Year of Award

2025

Document Type

Dissertation

Degree Type

Doctor of Philosophy (PhD)

Degree Name

Systems Ecology

Department or School/College

Department of Ecosystem and Conservation Science

Committee Chair

Diana L. Six

Commitee Members

Ylva Lekberg, Richard Sniezko, Philip Ramsey, James Elser

Keywords

bark beetles, conifers, ectomycorrhiza, fungi, symbioses, terpenes

Abstract

Symbioses of fungi with trees and insects play outsized roles in forest ecosystems, influencing tree growth, defense, physiology, and nutrient cycling. While their functional contributions are widely recognized, they remain poorly understood. I integrate findings from three studies examining fungal interactions with conifers and with bark beetles to highlight their significance in tree resistance to disease, nutrient redistribution within the tree, and forest ecology.

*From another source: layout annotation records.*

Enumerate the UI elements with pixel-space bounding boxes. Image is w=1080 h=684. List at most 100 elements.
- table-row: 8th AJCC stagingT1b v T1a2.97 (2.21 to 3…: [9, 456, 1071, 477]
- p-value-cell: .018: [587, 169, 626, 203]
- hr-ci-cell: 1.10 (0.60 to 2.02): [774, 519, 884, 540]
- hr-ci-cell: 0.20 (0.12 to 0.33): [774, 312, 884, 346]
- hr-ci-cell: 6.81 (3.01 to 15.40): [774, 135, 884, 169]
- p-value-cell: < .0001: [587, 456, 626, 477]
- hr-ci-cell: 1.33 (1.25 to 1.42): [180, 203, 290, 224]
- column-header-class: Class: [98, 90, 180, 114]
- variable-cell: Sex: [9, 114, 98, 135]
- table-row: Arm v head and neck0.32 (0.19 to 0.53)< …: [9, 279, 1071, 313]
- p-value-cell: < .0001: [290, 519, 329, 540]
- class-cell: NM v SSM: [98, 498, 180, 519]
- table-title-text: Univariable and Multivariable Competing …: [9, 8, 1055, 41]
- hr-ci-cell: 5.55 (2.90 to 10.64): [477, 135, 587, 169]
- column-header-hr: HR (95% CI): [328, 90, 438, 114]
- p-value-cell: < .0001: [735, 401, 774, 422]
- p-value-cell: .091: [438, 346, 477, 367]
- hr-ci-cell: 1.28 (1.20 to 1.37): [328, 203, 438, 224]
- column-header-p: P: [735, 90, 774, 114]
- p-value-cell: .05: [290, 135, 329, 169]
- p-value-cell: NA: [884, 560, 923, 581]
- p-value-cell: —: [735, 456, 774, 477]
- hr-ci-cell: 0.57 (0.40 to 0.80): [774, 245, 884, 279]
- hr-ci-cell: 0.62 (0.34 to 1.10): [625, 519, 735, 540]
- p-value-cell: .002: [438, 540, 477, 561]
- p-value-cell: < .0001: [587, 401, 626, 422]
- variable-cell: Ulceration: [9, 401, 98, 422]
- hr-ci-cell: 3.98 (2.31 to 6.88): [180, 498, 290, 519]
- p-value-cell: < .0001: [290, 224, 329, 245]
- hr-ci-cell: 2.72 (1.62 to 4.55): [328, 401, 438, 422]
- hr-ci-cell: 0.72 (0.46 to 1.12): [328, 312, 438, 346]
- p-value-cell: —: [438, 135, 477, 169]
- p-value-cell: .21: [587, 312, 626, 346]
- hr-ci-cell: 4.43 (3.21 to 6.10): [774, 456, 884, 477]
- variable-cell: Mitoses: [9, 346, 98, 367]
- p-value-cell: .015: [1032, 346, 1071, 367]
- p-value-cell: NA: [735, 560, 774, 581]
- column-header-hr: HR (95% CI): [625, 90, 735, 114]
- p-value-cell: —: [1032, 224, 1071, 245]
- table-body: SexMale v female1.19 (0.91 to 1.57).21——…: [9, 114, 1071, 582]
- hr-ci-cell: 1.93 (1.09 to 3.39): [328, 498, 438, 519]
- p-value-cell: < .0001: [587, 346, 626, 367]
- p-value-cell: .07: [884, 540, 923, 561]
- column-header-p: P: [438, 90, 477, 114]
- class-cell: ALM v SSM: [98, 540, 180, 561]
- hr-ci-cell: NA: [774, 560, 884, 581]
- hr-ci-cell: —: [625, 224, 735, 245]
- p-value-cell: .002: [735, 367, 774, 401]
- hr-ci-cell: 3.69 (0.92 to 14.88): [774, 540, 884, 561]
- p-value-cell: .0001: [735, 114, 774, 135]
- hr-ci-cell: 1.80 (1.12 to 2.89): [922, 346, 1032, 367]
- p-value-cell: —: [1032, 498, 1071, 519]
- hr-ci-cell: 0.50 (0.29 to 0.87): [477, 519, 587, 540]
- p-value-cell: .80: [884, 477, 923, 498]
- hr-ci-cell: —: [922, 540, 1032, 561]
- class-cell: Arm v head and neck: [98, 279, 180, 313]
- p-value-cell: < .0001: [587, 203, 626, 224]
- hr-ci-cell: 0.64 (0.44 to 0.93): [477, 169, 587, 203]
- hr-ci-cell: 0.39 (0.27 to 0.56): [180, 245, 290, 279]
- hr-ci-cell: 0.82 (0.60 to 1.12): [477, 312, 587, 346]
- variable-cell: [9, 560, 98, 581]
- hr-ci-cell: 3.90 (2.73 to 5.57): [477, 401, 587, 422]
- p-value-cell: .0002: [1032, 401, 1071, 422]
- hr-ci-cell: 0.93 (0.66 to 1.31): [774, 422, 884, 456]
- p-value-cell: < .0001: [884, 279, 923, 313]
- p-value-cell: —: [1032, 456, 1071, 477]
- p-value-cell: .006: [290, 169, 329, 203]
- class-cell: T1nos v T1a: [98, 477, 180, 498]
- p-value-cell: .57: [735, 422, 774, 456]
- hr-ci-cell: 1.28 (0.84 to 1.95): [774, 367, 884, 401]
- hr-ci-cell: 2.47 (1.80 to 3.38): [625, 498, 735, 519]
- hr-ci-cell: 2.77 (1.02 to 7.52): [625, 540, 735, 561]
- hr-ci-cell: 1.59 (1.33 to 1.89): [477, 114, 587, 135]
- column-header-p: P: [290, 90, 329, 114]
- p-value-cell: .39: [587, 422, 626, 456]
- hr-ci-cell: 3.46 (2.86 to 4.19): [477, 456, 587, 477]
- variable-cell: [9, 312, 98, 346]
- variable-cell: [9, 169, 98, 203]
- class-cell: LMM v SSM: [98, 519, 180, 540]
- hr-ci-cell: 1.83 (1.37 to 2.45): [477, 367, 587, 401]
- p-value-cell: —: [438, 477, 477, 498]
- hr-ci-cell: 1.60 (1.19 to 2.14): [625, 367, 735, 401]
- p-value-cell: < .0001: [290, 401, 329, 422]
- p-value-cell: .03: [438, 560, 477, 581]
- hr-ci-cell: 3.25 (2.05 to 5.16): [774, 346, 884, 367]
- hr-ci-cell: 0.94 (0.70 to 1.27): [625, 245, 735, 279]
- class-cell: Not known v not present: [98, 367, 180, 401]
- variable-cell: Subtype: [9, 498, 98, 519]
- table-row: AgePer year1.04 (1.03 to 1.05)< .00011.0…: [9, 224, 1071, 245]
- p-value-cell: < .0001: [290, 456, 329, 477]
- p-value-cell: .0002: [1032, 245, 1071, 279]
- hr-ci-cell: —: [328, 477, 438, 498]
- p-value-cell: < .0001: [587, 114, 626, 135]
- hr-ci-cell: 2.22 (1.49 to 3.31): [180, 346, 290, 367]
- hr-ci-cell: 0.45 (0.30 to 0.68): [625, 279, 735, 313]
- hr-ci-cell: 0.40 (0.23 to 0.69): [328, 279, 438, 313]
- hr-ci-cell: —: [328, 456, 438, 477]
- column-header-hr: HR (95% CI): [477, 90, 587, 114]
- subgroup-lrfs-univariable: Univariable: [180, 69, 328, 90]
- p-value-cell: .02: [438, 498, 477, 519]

First, I demonstrate that foliar fungal endophytes and ectomycorrhizal fungi, together and independently, can enhance resistance in Pinus monticola seedlings against Cronartium ribicola, the pathogen responsible for white pine blister rust. Symbiont inoculation induced host terpene defenses and reduced disease symptoms in seedlings, while promoting growth in pathogen-free conditions. These findings encourage the consideration of fungal interactions in tree breeding programs aimed at improving resistance to invasive pathogens. Second, I demonstrate that non-specific fungal symbionts of bark beetles can be beneficial to the insect host. Most research on bark beetle-fungal symbioses has focused on beetles that maintain highly specialized fungal partnerships. Instead, I investigated the red turpentine beetle (Dendroctonus valens) that associates with a dynamic consortium of fungi that shifts in time and space. Through a field study and stable isotope tracing, I documented how these fungal consortia enrich phloem—normally poor in nitrogen and phosphorus—through nutrient transfer from sapwood to phloem enhancing beetle nutrition and reshaping the broader fungal decomposer community, accelerating wood decay. Notably, my results show that even beetles in non-obligate fungal symbioses benefit from microbial-mediated nutrient provisioning and that consortium fungi are superior to non-consortium taxa in provisioning nutrients. The discovery that beetle-associated fungi alter decomposer communities and density loss underscores the broader ecological consequences of beetle-fungus symbioses, extending beyond beetle nutrition to forest carbon storage and nutrient cycling.

Finally, to better understand how fungal symbioses may change under a changing climate, I performed a meta-analysis of global conifer foliar endophyte biodiversity, and assessed the relative drivers, (i.e., host filtering, climatic filtering, and dispersal limitations) that determine global endophytic fungus distributions. These findings provide the first comprehensive assessment of conifer foliar endophyte diversity, emphasizing the interplay between host filtering and environmental factors.

Together, these studies highlight the diverse ecological roles of fungal symbionts, from enhancing tree defense and beetle nutrition to shaping microbial diversity and ecosystem processes in forests worldwide.